The current “10-year rule” says that those who have been out of the state for over 180 days for 10 consecutive years, excluding congressional members or their staff, cannot get another Permanent Fund Dividend check.
About 50 to 100 people a year have been denied PFDs — the annual payment that Alaskans get from the state’s oil wealth— under the rule since it took effect in 2008. About 80 percent of those rejected are connected to the military, according to Permanent Fund Dividend Director Dan DeBartolo.
Rep. Eric Feige’s House Bill 52 addresses the issue by axing the 10-year rule and applying new standards for all Alaskans, including service members, who intend to return.
To continue receiving a PFD, anyone who is still living outside of Alaska after getting an allowable absence for five consecutive years must prove they intend to return — and meet more stringent qualifications, which include providing home ownership records or proof of where one was raised.
A similar version of the five-year-rule is included in the division’s current regulations.
But some lawmakers worry that Feige’s approach could create dangerous loopholes.
“The permanent fund dividend is intended for people who live in Alaska, have to pay the high cost of fuel, the high cost of heating, just the high costs we have up here,” said Rep. Les Gara, D-Anchorage. “The bill now opens that up to every single person who leaves Alaska and doesn’t have those costs, and opens up the whole Permanent Fund up to fraud now.”
DeBartolo said each year over the past decade he has seen about 250 out-of-state applicants apply for a PFD after more than five consecutive years of allowable absences.
“We still review each application that comes in every year, especially the ones that rise to the level of a five-year absence,” DeBartolo said. “Those are going to get plenty of scrutiny by our technicians, and it’s not so easy just to defraud the division simply because there isn’t a 10-year rule in place anymore.”
DeBartolo says that moving the five-year rule from regulation to statute will give his division a better defense in court if people try to appeal a PFD denial. The time and resources saved can instead be devoted to reviewing applications; cost-wise, it’s an “administrative wash.”
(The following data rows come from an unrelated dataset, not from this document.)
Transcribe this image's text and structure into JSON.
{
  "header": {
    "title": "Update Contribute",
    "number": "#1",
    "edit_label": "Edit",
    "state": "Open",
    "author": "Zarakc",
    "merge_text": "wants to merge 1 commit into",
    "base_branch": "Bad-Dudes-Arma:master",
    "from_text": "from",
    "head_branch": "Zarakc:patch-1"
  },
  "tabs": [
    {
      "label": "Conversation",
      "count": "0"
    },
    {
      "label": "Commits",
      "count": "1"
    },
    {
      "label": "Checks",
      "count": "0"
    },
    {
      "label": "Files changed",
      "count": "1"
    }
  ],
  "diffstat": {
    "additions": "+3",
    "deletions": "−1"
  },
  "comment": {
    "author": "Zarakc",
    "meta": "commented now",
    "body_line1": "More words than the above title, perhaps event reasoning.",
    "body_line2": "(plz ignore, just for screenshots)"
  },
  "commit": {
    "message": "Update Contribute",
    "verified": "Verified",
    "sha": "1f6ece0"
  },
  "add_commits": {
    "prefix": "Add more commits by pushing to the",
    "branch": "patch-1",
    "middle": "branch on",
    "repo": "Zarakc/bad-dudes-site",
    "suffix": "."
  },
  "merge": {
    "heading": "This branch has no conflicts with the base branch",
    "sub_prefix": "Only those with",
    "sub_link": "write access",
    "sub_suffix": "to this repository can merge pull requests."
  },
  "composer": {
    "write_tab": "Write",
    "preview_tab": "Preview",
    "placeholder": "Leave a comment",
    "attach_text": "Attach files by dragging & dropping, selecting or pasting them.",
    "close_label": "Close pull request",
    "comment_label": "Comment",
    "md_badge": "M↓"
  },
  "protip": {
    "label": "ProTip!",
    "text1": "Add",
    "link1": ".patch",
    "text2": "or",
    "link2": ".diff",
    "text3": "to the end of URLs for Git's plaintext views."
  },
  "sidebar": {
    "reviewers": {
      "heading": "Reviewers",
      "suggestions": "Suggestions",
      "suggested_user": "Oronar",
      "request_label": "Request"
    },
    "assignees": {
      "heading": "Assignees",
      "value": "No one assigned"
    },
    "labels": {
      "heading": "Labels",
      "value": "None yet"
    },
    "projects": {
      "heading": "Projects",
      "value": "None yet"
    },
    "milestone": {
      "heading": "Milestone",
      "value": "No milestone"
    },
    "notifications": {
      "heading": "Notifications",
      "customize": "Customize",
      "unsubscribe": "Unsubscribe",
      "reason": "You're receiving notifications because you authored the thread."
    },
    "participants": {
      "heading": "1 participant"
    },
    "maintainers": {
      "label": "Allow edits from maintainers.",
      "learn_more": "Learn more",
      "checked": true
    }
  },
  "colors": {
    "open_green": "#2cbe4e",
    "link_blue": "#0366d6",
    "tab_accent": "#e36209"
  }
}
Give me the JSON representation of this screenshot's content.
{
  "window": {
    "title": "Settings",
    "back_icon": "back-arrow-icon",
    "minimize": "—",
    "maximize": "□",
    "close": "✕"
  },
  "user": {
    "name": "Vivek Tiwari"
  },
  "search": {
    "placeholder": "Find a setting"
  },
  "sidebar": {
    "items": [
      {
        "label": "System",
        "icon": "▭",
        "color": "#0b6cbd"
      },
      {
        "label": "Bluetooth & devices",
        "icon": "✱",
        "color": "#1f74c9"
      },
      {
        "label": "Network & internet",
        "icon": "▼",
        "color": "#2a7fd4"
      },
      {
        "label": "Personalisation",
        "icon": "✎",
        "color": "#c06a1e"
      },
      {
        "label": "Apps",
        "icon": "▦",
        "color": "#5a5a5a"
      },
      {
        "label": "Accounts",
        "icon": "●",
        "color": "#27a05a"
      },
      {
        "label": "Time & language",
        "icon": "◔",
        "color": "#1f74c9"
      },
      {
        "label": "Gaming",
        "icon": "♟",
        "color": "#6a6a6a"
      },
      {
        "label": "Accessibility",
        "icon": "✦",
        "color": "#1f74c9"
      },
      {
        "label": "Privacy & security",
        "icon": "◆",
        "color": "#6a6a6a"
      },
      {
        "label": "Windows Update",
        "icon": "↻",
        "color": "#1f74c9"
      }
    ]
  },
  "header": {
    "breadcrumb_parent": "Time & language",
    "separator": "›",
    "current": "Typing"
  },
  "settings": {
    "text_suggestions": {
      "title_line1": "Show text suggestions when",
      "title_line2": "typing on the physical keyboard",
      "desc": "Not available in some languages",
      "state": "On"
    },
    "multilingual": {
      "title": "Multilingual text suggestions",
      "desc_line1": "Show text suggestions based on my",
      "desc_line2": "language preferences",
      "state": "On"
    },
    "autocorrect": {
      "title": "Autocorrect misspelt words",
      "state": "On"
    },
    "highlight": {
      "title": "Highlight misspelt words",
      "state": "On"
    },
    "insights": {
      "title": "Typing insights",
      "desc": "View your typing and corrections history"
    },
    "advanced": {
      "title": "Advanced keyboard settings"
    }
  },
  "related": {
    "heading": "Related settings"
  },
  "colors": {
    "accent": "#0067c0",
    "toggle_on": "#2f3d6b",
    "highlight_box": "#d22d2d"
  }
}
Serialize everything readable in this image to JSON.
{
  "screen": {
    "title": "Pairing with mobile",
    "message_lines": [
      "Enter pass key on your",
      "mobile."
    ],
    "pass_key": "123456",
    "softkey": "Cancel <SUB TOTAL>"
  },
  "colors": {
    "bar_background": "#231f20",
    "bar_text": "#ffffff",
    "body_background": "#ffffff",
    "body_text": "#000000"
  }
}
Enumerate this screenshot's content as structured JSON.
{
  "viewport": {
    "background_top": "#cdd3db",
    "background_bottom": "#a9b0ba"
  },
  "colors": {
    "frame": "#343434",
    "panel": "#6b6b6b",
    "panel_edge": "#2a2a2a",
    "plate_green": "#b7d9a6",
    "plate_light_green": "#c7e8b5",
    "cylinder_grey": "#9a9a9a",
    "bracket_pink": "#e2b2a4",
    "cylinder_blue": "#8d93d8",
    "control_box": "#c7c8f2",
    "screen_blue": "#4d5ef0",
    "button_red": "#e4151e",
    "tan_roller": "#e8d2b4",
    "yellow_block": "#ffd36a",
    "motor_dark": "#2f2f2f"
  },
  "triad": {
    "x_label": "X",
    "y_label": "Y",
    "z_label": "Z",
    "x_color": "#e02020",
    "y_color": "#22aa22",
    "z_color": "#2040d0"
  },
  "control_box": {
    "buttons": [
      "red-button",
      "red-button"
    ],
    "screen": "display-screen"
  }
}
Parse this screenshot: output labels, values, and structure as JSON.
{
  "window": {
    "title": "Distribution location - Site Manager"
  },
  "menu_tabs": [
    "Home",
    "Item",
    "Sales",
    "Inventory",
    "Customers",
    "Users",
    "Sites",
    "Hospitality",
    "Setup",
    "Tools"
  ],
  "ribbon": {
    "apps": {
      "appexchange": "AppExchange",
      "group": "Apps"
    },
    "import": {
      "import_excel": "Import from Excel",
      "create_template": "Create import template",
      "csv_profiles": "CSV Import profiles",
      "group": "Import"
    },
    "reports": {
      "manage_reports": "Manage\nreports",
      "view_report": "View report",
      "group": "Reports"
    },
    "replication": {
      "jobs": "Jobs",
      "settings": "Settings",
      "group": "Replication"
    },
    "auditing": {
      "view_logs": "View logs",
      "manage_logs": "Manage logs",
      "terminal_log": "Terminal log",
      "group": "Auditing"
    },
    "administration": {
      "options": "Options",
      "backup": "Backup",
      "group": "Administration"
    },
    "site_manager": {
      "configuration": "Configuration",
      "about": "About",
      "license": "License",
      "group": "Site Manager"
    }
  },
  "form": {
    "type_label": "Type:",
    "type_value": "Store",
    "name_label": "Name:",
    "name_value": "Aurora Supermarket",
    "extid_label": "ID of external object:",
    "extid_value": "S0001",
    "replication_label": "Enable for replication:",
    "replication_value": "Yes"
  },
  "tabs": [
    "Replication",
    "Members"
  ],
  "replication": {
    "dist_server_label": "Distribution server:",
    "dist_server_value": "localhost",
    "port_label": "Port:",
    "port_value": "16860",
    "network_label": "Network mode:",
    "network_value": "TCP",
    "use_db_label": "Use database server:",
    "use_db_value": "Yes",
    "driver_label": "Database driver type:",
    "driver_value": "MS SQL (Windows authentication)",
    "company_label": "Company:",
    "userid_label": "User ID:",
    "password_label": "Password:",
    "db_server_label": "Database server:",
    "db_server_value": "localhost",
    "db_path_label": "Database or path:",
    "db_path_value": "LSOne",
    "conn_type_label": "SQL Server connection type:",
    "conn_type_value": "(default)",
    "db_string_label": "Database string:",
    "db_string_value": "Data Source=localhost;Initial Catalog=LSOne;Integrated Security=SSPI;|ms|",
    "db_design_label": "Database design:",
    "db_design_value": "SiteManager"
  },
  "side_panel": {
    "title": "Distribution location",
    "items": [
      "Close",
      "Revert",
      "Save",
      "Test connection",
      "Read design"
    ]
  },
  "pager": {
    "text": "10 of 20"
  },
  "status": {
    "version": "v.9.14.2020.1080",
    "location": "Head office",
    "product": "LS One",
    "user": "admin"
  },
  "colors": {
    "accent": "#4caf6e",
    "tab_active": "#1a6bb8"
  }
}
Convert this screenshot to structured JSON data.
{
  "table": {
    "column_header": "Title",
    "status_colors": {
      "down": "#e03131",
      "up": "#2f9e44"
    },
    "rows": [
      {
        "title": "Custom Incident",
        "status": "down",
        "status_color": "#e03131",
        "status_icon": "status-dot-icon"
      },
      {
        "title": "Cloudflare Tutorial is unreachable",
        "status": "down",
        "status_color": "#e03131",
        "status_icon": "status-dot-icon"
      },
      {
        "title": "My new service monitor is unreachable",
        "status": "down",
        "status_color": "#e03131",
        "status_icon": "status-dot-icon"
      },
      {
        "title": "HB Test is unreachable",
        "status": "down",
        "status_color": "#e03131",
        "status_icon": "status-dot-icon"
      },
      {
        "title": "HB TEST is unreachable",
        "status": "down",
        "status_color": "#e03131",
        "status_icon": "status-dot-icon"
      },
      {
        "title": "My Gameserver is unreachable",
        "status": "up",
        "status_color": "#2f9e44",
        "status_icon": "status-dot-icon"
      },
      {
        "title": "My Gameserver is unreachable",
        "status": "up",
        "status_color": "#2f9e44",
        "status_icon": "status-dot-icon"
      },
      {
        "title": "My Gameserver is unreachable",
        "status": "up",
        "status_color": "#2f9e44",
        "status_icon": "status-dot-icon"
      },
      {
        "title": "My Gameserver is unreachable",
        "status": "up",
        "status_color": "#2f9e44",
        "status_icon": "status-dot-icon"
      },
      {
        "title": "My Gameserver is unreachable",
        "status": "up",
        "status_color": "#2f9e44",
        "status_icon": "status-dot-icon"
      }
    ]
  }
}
An email to Sen. Bill Wielechowski’s office from the Department of Revenue says that since 1995, 1,001 individuals have received PFDs for 10 years or more while living outside of Alaska and claiming an allowable absence. Collectively, they’ve received almost $19 million.
“After 10 years, it’s highly, highly unlikely that you’re coming back,” Wielechowski, D-Anchorage, said during the bill’s debate on the Senate floor. “The statistics from the Permanent Fund Division show that to be the case.”
Wielechowski and Gara each recommended creating an exemption for military members and their families from the 10-year rule instead of getting rid of it completely.
Feige said that his office looked at a number of ways to craft the bill. However, he wanted to try to avoid any sort of court challenge to the legislation under the equal protection clause.
“Just putting an arbitrary 10-year limit, in my view, didn’t really accomplish anything,” Feige said. “We looked at a number of different ways to accomplish this, and the one that was fair and applied to everybody equally was the intent-to-return standard.”